Pour savoir qui a remporté une négociation, il faut d’abord savoir ce que les protagonistes attendaient de la négociation. C’est en comparant le résultat aux attentes que l’on est en mesure d’estimer celui qui, au final, s’en approche le plus. Les Républicains, gens de droite, étaient motivés par la résolution du problème de la dette. Problème de fonds, solutions de fonds. Avant d’accorder à l’Etat fédéral le droit de régler son problème conjoncturel d’échéances, ils voulaient que le problème de fonds de l’équilibre budgétaire soit résolu, car, sinon, affirmaient-ils, le problème conjoncturel se représenterait d’ici peu, encore aggravé par les dettes provenant de la nouvelle autorisation de levée de fonds.
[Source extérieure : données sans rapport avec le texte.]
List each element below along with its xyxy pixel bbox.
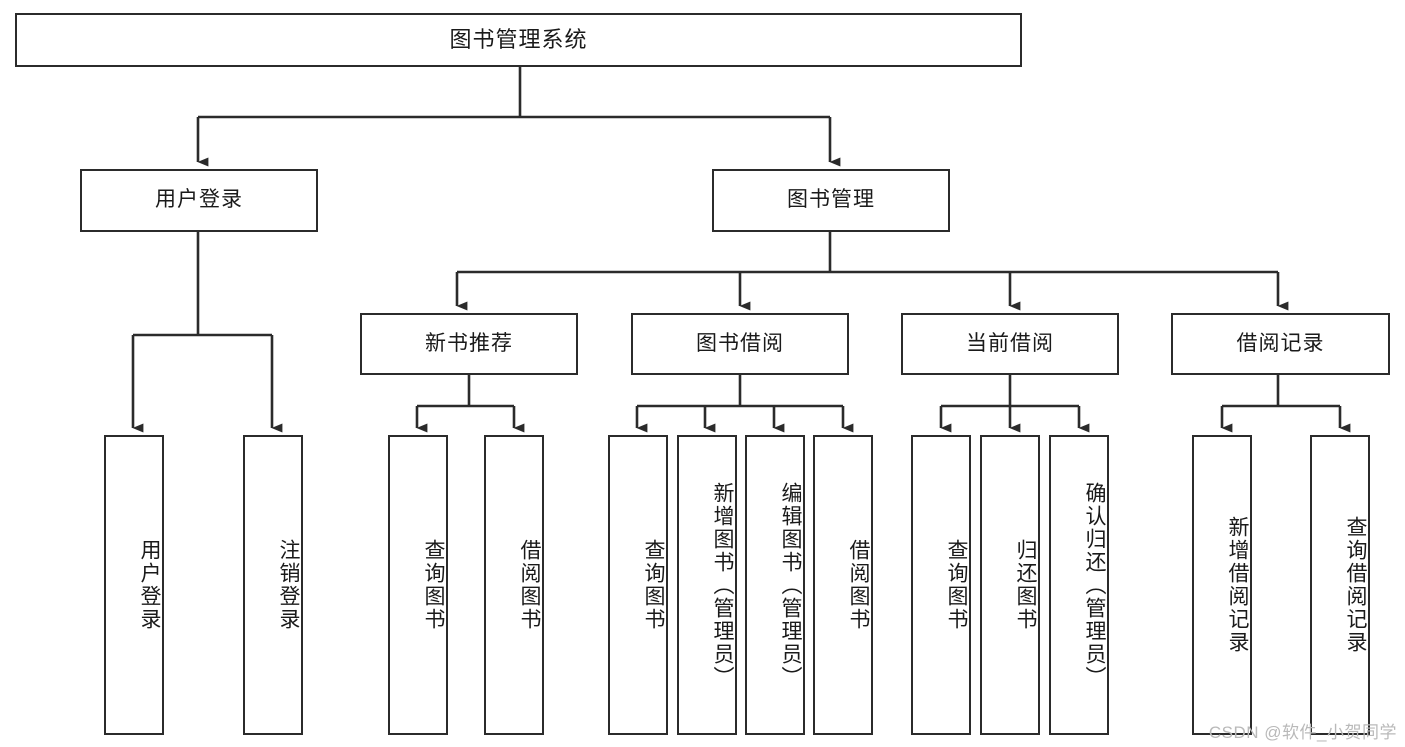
leaf-user-login[interactable]: 用户登录 <box>104 435 164 735</box>
leaf-user-login-label: 用户登录 <box>138 539 161 631</box>
leaf-query-book-1[interactable]: 查询图书 <box>388 435 448 735</box>
leaf-add-record-label: 新增借阅记录 <box>1226 516 1249 654</box>
leaf-borrow-book-2-label: 借阅图书 <box>847 539 870 631</box>
node-book-borrow[interactable]: 图书借阅 <box>631 313 849 375</box>
leaf-return-book[interactable]: 归还图书 <box>980 435 1040 735</box>
node-current-borrow-label: 当前借阅 <box>966 331 1054 355</box>
node-borrow-record-label: 借阅记录 <box>1236 331 1325 355</box>
node-book-manage[interactable]: 图书管理 <box>712 169 950 232</box>
leaf-add-book[interactable]: 新增图书（管理员） <box>677 435 737 735</box>
leaf-borrow-book-2[interactable]: 借阅图书 <box>813 435 873 735</box>
node-new-book-rec-label: 新书推荐 <box>425 331 513 355</box>
leaf-return-book-label: 归还图书 <box>1014 539 1037 631</box>
leaf-confirm-return[interactable]: 确认归还（管理员） <box>1049 435 1109 735</box>
leaf-query-record-label: 查询借阅记录 <box>1344 516 1367 654</box>
leaf-query-book-1-label: 查询图书 <box>422 539 445 631</box>
node-root[interactable]: 图书管理系统 <box>15 13 1022 67</box>
node-new-book-rec[interactable]: 新书推荐 <box>360 313 578 375</box>
watermark: CSDN @软件_小贺同学 <box>1208 723 1397 742</box>
leaf-add-book-label: 新增图书（管理员） <box>711 481 734 689</box>
node-current-borrow[interactable]: 当前借阅 <box>901 313 1119 375</box>
leaf-confirm-return-label: 确认归还（管理员） <box>1083 481 1106 689</box>
leaf-query-book-3[interactable]: 查询图书 <box>911 435 971 735</box>
leaf-borrow-book-1-label: 借阅图书 <box>518 539 541 631</box>
node-user-login-label: 用户登录 <box>155 188 243 212</box>
leaf-query-book-3-label: 查询图书 <box>945 539 968 631</box>
node-book-borrow-label: 图书借阅 <box>696 331 784 355</box>
leaf-user-logout-label: 注销登录 <box>277 539 300 631</box>
node-root-label: 图书管理系统 <box>449 27 588 53</box>
node-book-manage-label: 图书管理 <box>787 188 875 212</box>
leaf-borrow-book-1[interactable]: 借阅图书 <box>484 435 544 735</box>
leaf-user-logout[interactable]: 注销登录 <box>243 435 303 735</box>
leaf-add-record[interactable]: 新增借阅记录 <box>1192 435 1252 735</box>
node-user-login[interactable]: 用户登录 <box>80 169 318 232</box>
leaf-edit-book-label: 编辑图书（管理员） <box>779 481 802 689</box>
leaf-query-record[interactable]: 查询借阅记录 <box>1310 435 1370 735</box>
leaf-query-book-2[interactable]: 查询图书 <box>608 435 668 735</box>
leaf-edit-book[interactable]: 编辑图书（管理员） <box>745 435 805 735</box>
leaf-query-book-2-label: 查询图书 <box>642 539 665 631</box>
node-borrow-record[interactable]: 借阅记录 <box>1171 313 1390 375</box>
Souvenez vous, ils “exigeaient” 4 000 Mds$ de réduction budgétaire (chiffre d’ailleurs repris par les agence de notation) afin de pouvoir espérer un début de solution. Les Démocrates, quant à eux, gens de gauche, n’étaient attachés qu’à l’aspect tactique et émotionnel des choses. Il leur fallait obtenir le droit de lever suffisamment de fonds pour tenir jusqu’après les élections. Leur objectif n’était pas de résoudre ou ne pas résoudre le problème de la dette, mais de se mettre dans une situation qui n’obère pas trop les perspectives de l’élection de l’année prochaine. Cela fut clairement exprimé par un membre du cabinet d’Obama qui avait dit que le point non négociable, celui sur lequel ils ne transigeraient pas, c’est le relèvement de la dette à un niveau suffisant afin de ne pas avoir à renégocier avant 2012.
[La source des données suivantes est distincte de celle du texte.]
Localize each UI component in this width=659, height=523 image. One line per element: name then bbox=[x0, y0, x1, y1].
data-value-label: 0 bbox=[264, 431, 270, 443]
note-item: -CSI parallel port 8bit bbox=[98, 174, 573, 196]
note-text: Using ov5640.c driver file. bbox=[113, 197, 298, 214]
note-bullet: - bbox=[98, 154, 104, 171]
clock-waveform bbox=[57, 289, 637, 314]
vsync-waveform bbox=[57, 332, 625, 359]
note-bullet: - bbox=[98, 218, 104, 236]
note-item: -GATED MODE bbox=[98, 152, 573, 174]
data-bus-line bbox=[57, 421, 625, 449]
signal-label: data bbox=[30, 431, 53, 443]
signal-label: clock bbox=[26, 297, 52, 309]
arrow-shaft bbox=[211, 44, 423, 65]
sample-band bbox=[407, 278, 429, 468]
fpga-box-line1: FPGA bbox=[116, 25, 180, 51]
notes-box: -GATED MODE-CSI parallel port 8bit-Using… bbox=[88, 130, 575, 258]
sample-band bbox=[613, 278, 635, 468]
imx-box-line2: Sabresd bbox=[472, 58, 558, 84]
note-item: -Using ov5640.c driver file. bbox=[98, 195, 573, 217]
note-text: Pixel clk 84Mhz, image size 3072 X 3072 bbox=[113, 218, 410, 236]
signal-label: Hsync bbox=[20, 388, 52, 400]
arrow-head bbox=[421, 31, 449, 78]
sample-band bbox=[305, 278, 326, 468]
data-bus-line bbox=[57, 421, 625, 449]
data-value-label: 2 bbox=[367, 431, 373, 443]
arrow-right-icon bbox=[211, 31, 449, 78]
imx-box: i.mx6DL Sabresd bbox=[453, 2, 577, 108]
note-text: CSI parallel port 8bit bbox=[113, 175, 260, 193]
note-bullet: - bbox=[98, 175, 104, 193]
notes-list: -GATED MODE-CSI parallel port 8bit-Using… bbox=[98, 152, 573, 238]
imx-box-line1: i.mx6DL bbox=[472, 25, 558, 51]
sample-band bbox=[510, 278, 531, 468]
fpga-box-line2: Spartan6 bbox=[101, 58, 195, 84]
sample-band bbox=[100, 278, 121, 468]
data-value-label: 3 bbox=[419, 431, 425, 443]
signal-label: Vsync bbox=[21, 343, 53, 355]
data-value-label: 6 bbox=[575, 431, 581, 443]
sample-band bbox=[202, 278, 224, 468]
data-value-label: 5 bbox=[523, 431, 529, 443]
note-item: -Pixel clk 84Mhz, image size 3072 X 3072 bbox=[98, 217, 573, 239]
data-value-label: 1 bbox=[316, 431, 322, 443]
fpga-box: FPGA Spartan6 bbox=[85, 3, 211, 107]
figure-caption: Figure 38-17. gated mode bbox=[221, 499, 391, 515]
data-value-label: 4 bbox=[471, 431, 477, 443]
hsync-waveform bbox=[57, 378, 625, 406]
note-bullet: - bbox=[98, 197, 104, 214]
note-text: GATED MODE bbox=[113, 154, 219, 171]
Les deux parties se présentaient donc sur des terrains totalement différents. L’une souhaitait résoudre un problème de fond, l’autre un problème tactique. Qui a résolu quoi ?
Le problème de la résolution de la dette est repoussé à 2013, les Etats-Unis s’enfoncent un petit peu plus et le débat de fonds n’aura lieu qu’après les élections. Les Républicains voulaient mettre en place une politique alternative d’épuration des comptes fédéraux ? Ils attendront !
Celui qui emporte une négociation est celui qui obtient ce qu’il recherche, pas celui qui s’attache à une posture. Les Républicains ont donc perdu cette négociation.
Barack Obama : one point; Michele Bachmann, zero !
Cette victoire d’Obama risque d’ailleurs d’être double. Les membres du Tea Party ne sont pas dupes de ce qu’il vient de se passer. Ils ne sont d’ailleurs pas dupes de la campagne de communication que mènent actuellement tous les medias traditionnellement pro-Obama. En ne communiquant que sur l’aspect politique de la négociation, c’est à dire l’aspect sur lequel Obama, durant toute la crise, n’a fait lui-même que communiquer, occultant ainsi l’aspect de fonds de la crise de la dette, en affirmant et en relayant l’idée que les “gentils” Républicains, ceux avec qui on peut jouer au golf et passer des accords, sont sortis vainqueurs de la négociation, la grande presse bourgeoise enfonce le coin qui vise à casser l’unité du Parti Républicain. La masse des Républicains modérés ne peut espérer gagner les élections sans le soutien des Tea Party. Provoquer intelligemment la rupture, c’est assurer la réélection d’Obama. Son seul et unique souci.